In the mathematics of infinite graphs, an end of a graph represents, intuitively, a direction in which the graph extends to infinity. Ends may be formalized mathematically as equivalence classes of infinite paths, as havens describing strategies for pursuit-evasion games on the graph, or (in the case of locally finite graphs) as topological ends of topological spaces associated with the graph.
Ends of graphs may be used (via Cayley graphs) to define ends of finitely generated groups. Finitely generated infinite groups have one, two, or infinitely many ends, and the Stallings theorem about ends of groups provides a decomposition for groups with more than one end.
Ends of graphs were defined by Rudolf Halin (1964) in terms of equivalence classes of infinite paths. A ray in an infinite graph is a semi-infinite simple path; that is, it is an infinite sequence of vertices v0, v1, v2, ... in which each vertex appears at most once in the sequence and each two consecutive vertices in the sequence are the two endpoints of an edge in the graph.

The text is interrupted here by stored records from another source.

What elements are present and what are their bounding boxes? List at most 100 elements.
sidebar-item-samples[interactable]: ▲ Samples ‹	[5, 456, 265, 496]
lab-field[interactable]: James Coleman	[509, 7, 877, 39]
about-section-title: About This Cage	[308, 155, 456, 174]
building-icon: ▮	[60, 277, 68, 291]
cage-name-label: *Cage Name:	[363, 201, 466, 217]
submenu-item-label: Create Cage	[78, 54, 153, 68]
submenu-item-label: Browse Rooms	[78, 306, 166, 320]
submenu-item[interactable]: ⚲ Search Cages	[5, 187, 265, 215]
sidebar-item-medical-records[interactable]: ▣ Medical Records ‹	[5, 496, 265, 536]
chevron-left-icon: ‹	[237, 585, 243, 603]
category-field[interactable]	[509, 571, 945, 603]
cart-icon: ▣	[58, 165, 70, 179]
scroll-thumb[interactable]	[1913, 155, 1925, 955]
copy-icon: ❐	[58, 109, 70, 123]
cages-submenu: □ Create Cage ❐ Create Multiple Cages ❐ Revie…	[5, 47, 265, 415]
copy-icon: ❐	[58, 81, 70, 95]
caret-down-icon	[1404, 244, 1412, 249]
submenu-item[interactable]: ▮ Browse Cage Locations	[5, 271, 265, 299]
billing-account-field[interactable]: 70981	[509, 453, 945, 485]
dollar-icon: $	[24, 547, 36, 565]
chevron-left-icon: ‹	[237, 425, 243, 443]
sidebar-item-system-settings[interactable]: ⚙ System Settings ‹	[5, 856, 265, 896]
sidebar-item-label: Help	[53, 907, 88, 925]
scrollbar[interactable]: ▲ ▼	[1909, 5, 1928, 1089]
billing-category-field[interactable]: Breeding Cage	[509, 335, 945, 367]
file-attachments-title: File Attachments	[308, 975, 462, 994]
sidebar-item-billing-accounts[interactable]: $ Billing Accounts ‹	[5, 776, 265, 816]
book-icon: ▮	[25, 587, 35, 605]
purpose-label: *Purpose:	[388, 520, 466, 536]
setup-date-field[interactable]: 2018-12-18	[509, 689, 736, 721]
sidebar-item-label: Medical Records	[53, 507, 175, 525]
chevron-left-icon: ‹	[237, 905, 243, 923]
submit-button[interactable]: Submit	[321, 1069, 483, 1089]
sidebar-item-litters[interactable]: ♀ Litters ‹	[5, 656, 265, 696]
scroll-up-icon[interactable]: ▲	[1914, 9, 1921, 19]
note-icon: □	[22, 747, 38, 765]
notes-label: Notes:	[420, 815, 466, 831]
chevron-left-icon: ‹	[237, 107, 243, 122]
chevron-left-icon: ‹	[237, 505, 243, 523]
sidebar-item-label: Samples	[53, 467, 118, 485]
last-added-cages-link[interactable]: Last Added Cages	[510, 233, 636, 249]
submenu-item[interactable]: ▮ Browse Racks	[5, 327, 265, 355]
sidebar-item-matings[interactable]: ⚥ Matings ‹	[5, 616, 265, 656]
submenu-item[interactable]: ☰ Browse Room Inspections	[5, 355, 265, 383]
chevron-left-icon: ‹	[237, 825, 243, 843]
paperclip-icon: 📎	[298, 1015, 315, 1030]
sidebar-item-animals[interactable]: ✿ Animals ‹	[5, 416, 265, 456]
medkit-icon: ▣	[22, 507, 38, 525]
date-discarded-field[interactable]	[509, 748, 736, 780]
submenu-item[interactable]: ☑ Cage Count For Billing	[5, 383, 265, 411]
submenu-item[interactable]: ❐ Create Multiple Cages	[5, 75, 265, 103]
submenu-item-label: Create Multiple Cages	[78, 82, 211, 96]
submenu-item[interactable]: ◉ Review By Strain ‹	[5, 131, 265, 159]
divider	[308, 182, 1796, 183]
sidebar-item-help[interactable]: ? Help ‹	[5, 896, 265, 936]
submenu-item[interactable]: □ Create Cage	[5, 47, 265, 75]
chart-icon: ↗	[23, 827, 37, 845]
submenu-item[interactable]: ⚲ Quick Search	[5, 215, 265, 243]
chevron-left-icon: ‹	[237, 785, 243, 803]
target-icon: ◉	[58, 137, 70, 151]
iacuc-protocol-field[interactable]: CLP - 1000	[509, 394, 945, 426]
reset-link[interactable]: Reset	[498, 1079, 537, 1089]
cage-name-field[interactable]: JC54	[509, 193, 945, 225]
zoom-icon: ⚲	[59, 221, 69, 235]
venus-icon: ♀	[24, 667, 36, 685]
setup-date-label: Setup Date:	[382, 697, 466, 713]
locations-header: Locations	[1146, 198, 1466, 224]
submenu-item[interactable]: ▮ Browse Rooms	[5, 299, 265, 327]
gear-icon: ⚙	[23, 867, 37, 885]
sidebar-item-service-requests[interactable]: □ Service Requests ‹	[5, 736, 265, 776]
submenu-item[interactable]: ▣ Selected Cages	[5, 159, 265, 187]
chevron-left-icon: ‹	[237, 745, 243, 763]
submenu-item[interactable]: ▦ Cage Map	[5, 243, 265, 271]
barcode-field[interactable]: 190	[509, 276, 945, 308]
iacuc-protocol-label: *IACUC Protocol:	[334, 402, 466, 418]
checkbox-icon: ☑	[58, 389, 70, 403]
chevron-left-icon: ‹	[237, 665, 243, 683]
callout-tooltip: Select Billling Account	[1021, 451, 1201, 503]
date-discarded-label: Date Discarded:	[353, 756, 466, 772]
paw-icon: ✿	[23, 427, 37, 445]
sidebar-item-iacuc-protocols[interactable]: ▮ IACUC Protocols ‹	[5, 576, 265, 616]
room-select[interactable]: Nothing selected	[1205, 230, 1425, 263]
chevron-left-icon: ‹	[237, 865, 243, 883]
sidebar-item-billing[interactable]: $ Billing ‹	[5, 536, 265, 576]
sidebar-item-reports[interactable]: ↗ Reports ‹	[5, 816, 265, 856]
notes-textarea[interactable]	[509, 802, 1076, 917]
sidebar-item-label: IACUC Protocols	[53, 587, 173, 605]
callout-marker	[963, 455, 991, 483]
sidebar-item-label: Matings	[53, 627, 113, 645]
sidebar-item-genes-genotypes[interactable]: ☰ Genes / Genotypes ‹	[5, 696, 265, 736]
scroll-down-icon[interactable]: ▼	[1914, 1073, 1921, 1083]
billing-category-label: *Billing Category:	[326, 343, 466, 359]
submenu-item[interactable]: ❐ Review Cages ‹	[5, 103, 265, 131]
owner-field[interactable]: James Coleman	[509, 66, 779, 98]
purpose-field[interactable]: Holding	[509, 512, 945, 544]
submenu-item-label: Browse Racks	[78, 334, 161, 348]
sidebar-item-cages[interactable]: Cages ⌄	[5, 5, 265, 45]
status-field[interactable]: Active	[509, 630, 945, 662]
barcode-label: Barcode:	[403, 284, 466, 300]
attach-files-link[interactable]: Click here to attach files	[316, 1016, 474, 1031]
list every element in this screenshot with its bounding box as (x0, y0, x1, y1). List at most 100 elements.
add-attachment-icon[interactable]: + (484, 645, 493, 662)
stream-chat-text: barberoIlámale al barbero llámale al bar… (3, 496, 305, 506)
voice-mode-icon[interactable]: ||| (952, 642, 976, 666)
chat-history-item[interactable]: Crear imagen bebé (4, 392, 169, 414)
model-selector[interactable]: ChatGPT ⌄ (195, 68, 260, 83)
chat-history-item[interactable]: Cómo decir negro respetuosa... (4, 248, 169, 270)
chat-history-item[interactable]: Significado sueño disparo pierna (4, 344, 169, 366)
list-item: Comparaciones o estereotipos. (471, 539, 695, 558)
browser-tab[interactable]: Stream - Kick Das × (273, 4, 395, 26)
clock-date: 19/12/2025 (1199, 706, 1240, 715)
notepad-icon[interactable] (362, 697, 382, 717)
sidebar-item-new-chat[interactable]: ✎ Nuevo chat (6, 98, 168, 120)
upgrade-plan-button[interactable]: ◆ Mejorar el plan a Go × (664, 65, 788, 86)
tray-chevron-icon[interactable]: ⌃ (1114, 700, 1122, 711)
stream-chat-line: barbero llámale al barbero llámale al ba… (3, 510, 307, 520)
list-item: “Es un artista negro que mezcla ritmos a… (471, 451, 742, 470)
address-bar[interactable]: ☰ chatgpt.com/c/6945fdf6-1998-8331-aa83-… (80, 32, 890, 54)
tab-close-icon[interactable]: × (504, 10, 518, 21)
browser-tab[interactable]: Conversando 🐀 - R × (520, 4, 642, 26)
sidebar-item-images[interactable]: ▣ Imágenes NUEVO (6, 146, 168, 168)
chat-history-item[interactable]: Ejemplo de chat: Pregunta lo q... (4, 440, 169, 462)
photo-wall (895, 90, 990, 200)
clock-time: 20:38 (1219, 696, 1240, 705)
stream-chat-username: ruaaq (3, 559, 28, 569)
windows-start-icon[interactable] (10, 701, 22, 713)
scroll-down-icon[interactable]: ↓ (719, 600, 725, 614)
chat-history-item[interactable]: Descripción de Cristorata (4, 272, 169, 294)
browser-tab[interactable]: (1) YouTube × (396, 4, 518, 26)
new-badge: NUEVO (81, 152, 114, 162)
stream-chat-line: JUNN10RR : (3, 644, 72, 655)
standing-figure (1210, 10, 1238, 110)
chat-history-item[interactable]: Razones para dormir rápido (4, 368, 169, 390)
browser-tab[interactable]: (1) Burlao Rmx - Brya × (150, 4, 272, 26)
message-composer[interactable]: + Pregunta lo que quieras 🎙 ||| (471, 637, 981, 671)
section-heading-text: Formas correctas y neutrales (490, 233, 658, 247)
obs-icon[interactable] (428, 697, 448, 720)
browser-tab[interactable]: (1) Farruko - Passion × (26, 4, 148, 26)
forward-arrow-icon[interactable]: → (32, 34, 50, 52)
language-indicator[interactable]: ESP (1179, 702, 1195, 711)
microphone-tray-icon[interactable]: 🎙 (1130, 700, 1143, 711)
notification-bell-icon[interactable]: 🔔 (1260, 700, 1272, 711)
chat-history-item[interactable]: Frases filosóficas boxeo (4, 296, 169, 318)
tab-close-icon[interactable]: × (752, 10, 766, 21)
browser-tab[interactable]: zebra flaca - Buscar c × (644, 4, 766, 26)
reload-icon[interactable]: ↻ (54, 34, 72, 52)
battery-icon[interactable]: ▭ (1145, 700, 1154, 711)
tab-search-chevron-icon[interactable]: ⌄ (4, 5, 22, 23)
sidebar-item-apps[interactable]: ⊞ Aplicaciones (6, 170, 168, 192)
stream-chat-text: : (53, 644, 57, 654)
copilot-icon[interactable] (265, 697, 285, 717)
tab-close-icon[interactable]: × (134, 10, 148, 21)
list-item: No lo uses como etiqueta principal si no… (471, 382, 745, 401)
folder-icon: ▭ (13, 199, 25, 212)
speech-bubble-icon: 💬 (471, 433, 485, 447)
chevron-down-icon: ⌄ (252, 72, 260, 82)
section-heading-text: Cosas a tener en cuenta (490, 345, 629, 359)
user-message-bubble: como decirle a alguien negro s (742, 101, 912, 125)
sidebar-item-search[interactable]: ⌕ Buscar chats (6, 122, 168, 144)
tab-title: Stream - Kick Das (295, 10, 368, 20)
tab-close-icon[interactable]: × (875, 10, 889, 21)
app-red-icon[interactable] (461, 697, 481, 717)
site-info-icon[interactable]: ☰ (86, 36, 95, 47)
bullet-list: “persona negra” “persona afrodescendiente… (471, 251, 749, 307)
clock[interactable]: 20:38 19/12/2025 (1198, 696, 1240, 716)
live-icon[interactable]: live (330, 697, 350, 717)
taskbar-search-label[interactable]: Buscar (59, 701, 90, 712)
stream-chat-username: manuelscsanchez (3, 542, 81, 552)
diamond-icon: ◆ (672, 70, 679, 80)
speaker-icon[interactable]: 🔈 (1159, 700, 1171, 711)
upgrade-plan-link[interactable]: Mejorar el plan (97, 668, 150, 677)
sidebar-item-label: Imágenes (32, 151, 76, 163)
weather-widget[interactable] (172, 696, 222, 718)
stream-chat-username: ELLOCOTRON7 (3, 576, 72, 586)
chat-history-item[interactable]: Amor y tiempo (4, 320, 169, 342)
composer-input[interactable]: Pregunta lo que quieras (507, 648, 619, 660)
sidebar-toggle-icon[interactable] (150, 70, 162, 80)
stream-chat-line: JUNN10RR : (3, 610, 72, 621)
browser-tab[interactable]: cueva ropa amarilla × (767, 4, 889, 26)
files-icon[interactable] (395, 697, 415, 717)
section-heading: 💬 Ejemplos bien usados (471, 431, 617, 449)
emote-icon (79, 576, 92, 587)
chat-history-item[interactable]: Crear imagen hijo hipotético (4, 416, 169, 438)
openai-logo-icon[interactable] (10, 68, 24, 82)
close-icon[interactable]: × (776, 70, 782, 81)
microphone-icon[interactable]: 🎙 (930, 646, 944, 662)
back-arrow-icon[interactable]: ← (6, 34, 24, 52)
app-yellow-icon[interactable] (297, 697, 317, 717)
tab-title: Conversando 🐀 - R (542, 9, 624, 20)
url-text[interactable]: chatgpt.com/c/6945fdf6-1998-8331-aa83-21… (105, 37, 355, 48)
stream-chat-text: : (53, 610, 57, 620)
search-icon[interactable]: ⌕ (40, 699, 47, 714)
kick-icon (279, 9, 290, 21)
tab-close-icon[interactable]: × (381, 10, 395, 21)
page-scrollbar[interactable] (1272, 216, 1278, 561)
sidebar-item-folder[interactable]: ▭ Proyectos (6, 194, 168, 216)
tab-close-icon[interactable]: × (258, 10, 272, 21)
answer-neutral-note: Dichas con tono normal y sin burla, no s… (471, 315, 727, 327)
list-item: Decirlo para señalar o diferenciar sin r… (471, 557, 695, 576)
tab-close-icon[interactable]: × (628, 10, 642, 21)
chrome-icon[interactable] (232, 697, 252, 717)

According to Halin's definition, two rays r0 and r1 are equivalent if there is another ray r2 (not necessarily different from either of the first two rays) that contains infinitely many of the vertices in each of r0 and r1. This is an equivalence relation: each ray is equivalent to itself, the definition is symmetric with regard to the ordering of the two rays, and it can be shown to be transitive. Therefore, it partitions the set of all rays into equivalence classes, and Halin defined an end as one of these equivalence classes.